Disney? It’s me. I was hoping you could give Jon Favreau a bigger part in the Star Wars writing.

All too often in a series like Star Wars we see the events without the aftermath. The heroes fight the bad guys, get in a win, and move on to the next adventure. Nobody really sticks around to see what happens to Endor after the Empire’s big defeat, nor do we hear about what happens with the trillions of tons of debris being scattered around space after the Death Star is destroyed.

This week’s episode sees Mando and The Kid arrive on the forest planet of Sorgan after escaping from his big shootout with the mercenaries at the end of Chapter 3. Mando sees a suspicious woman and tracks her out of the cantina only to get ambushed and in a stalemate brawl only broken up by the adorable slurps of The Kid drinking a bowl of bone broth. Adorable. Our new character is Cara Dune played by Gina Carano.

The Mandalorian constantly reminds us of the disappointing reality that this made-for-internet show has deeper characters than the big budget Hollywood trilogy. Mando immediately notes the woman in the cantina because she is acting suspicious. Cara Dune recognizes Mando and assumes that he is after her, as she is an AWOL soldier from the old rebellion.
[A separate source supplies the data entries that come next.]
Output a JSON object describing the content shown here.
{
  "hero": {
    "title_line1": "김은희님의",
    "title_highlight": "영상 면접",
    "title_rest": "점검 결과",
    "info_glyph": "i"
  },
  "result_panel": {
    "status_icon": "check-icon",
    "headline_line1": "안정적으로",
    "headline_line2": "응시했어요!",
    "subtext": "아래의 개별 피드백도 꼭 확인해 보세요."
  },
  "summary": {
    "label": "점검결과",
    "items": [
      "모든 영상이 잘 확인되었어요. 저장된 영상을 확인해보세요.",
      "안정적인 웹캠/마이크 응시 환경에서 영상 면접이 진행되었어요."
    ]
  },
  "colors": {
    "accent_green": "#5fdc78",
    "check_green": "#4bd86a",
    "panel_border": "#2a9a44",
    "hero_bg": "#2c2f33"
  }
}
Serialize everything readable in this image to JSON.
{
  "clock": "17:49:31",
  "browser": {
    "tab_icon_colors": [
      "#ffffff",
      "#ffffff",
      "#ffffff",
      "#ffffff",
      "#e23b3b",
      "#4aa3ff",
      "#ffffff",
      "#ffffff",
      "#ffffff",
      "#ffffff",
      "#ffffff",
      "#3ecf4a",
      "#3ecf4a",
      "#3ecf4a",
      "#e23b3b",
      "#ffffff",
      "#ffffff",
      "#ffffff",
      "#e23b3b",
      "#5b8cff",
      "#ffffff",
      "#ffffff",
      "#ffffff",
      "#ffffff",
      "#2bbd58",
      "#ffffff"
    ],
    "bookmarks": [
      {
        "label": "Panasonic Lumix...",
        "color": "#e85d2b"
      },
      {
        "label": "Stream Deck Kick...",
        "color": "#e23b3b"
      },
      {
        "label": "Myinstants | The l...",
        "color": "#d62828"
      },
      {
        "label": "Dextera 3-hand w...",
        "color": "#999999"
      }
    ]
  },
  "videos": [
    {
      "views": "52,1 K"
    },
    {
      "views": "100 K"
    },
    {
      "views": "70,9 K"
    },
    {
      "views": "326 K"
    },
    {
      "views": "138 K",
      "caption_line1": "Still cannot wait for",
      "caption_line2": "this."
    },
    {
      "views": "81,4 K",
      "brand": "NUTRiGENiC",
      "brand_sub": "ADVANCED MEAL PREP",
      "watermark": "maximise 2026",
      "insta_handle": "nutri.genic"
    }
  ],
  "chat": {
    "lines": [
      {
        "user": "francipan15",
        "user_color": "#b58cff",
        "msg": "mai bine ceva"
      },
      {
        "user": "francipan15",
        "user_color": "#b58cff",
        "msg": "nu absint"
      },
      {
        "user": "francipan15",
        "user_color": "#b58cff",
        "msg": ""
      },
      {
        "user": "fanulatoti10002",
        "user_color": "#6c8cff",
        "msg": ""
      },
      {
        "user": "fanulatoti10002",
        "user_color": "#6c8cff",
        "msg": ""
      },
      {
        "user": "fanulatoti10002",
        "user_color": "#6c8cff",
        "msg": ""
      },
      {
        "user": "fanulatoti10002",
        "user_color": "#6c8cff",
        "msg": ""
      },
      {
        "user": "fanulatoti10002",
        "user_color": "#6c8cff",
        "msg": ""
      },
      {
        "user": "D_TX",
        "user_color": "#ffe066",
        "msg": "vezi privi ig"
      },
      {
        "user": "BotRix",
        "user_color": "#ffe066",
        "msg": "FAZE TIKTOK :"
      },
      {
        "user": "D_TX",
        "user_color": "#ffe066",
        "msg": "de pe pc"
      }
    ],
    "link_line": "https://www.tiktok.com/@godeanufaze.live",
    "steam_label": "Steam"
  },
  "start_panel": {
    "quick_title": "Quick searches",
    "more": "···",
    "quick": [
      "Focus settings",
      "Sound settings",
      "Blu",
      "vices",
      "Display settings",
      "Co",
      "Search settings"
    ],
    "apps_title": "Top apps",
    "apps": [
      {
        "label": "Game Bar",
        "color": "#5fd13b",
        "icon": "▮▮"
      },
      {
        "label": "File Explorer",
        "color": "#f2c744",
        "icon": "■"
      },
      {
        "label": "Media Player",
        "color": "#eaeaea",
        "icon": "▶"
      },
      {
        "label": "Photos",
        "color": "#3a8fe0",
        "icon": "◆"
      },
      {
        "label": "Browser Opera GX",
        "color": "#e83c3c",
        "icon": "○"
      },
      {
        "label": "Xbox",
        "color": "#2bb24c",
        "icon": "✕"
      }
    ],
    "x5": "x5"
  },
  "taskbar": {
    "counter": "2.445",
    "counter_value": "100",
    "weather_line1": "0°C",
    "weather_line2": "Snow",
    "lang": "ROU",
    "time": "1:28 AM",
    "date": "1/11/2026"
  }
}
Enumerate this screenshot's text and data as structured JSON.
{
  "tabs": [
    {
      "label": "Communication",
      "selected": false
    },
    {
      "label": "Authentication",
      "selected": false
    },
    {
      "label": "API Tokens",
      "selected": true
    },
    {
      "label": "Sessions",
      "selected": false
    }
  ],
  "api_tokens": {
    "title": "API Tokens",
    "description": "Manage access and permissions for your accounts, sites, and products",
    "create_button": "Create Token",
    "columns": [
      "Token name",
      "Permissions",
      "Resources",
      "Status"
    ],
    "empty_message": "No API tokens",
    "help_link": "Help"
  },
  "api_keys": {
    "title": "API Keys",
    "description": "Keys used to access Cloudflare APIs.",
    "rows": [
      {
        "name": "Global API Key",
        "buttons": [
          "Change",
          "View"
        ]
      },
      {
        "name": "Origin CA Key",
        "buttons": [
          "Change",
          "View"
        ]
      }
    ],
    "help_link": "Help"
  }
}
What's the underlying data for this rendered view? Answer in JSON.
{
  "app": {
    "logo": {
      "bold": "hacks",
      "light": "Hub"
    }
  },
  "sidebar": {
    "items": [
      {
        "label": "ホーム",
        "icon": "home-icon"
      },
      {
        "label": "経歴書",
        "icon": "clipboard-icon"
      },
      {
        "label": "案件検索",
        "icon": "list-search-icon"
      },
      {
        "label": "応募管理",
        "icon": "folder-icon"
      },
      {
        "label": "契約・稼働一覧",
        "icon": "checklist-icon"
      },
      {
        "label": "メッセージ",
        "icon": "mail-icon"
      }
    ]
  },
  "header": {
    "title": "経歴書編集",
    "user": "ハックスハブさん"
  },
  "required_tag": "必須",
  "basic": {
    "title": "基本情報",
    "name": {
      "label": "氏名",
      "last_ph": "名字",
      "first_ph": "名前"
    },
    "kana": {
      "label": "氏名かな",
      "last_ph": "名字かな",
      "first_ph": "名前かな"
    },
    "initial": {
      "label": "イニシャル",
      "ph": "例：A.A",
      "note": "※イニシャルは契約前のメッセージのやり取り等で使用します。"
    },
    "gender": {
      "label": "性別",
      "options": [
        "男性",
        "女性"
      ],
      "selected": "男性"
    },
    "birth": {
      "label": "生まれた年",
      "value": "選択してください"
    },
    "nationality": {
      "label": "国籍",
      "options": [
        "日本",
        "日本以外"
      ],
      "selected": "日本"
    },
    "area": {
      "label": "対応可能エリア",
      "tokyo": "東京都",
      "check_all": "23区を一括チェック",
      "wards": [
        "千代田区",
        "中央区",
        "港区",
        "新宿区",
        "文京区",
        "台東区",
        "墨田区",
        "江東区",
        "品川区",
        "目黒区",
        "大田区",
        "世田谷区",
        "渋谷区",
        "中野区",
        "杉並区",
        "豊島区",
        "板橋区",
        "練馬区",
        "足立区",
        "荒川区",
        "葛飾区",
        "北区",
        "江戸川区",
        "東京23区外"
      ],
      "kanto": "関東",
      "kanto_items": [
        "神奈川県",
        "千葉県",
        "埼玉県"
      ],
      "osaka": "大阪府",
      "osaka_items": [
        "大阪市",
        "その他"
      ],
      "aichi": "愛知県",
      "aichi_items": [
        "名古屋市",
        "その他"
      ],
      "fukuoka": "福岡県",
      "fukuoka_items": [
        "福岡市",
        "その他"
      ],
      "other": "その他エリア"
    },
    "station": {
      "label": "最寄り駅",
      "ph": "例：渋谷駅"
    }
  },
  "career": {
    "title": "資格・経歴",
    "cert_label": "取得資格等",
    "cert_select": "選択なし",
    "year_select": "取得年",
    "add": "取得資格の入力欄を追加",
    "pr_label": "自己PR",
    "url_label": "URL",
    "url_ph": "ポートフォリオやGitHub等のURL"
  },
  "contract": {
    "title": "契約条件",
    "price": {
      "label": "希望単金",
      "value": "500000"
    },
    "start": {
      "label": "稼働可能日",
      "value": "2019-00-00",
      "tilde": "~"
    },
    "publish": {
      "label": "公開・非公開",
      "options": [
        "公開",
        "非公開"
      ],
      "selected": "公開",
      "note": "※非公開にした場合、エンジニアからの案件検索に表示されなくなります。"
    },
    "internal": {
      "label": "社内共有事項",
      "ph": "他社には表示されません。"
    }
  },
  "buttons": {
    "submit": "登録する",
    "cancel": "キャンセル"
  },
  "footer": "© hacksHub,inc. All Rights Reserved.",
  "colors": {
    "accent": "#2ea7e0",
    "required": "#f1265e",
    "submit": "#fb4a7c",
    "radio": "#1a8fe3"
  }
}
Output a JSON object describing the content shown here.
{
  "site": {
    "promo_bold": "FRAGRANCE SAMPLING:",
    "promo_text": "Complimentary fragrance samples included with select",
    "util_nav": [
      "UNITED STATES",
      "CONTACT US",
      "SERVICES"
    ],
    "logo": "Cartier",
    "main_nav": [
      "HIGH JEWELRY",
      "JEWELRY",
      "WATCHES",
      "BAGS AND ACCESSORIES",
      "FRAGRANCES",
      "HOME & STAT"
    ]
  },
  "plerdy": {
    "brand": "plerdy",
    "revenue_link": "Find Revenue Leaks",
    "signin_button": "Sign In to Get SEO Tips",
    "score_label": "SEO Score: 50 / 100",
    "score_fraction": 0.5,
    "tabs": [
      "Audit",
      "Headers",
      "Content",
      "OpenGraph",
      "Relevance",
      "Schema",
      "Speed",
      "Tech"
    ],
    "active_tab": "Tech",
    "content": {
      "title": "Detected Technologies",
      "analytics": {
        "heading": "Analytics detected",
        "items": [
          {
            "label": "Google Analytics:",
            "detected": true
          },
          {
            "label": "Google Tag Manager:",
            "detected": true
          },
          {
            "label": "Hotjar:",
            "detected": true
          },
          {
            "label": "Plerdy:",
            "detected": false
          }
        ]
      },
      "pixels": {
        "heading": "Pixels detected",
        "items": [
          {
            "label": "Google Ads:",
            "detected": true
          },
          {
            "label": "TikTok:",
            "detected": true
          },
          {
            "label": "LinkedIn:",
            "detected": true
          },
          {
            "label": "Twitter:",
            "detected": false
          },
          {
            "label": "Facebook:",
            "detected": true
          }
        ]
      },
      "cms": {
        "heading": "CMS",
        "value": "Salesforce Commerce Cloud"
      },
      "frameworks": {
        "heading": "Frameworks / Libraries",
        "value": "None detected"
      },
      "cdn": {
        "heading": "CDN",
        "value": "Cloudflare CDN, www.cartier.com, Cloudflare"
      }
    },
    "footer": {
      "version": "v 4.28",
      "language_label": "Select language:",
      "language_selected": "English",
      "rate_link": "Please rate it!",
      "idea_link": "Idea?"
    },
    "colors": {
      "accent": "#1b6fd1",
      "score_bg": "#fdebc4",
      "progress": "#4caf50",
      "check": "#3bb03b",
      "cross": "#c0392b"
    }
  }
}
And since The Mandalorian is a Space Western, this week’s theme is drawn straight from The Magnificent Seven. The episode starts out with a small fishing village getting raided by bandits. A few villagers gather their meager coin and offer Mando the lot in exchange for his protection. True to his role as not-really-hero, Mando say no…at least until he hears that this village is in the middle of nowhere, and decides it would be a perfect place to hide The Kid.

Mando and Cara Dune help train the villagers to defend themselves, but it’s not going to be that easy. Turns out the bandits have gotten their hands on an abandoned AT-ST chicken walker from the old Empire. The crew hatches a plan to draw the bandits out of the safety of the forest and into a trap. It’s a much more successful and less tragic plan than what played out in The Magnificent Seven.

Speaking of which, Baby Yoda (The Kid) is still friggin adorable. Whether he’s slurping a bowl of bone broth, playing with the village children, or just being a pest and flipping buttons while Mando tells him not to, Baby Yoda has dug his way into the hearts of the audience and doesn’t seem to be moving any time soon. We even get an understanding on why Mando might have grown a heart and saved this little womp rat, as Mando lets slip that he was taken into the Guild after his parents were killed, and not born into it. We already know Mando has a soft spot for orphans as he makes sure his extra payment goes to the Guild foundlings.

Now that The Mandalorian is halfway through Season One, it’s hard to find a Star Wars property that the fan base has been this unified in liking since maybe New Hope or Empire. It makes sense. The Mandalorian is a show that kinda came out of nowhere. It has no strings attached, doesn’t go out of its way to burn the existing lore, and doesn’t appear to be outwardly hostile toward the fan base.

In short, nobody is buying Rise of the Skywalker toys this holiday season. Everyone will be too busy buying Baby Yoda toys as they trickle onto store shelves.